Former Big Brother Africa representative, Code Sangala, who used to star with Kapirinitiya before going solo, is the host of the session.

He said he is happy with the initiative and that it is all about giving Malawi sound the platform.

“There is too much of foreign stuff out there such that soon or later we may end up forgetting our music. It is high time we gave our sound the limelight. We have several traditional dances out there we can tap into. This is why we have the Sounds of Malawi Acoustic Session,” Code said.

The artist has of late also taken time to rebrand his music by concentrating more on traditional sounds which has seen him revisiting some of the old songs which were originally done by other artists.

Ethno-musician Waliko Makhala, who has been in the forefront of promoting traditional instruments, described Sounds of Malawi as one of the projects that will help in bringing the country’s music to life.
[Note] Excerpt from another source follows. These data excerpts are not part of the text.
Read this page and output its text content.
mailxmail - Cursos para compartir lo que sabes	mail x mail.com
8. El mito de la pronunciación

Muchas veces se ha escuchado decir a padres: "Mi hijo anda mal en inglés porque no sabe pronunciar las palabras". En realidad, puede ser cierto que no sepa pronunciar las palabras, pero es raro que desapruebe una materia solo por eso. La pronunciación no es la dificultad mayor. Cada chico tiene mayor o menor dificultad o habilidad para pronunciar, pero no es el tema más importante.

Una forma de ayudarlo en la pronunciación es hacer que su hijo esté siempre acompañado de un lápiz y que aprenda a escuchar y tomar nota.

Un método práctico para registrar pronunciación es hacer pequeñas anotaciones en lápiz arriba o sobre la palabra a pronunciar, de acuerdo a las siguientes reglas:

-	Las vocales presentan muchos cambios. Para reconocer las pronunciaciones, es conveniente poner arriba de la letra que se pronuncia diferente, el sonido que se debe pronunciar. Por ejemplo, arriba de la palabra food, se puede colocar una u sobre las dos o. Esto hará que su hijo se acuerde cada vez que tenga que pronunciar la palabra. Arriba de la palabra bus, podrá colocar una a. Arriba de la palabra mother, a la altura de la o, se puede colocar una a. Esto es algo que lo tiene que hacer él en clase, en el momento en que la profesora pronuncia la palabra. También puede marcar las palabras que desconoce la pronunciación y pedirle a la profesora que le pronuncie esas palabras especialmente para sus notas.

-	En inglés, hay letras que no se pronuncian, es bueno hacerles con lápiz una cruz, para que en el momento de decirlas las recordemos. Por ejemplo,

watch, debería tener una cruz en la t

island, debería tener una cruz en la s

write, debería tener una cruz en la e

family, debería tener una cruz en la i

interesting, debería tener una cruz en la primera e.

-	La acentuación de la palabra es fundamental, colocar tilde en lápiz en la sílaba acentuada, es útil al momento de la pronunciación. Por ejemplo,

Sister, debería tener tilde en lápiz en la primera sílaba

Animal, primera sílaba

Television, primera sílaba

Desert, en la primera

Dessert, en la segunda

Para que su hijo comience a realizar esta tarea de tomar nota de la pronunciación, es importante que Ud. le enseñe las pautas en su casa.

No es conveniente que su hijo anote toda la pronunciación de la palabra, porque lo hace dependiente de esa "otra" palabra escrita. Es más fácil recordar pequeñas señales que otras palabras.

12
“We have spoken a lot on identity that as a country we need to have music which has our identity and this has come about because our friends in other countries such as Zimbabwe are known with their sound. We are not bad, we are there only that we need to put up another gear and make sure that we utilize all our resources to bring out good sound,” Makhala said.

He said there was need for artists to also embrace the use of traditional instruments which give out unique sound.

Recently, Rick Deja, who is a music lecturer at the University of Cape Town in South Africa, said the country has talent but artists need to be themselves and bring out the best within them.

Deschamps said the Sounds of Malawi Acoustic session will eventually expand to having a festival where artists will even collaborate and perform together.

“We hope that, through this, we can have more artists embracing international platforms and get to sell Malawi music to the world,” he said.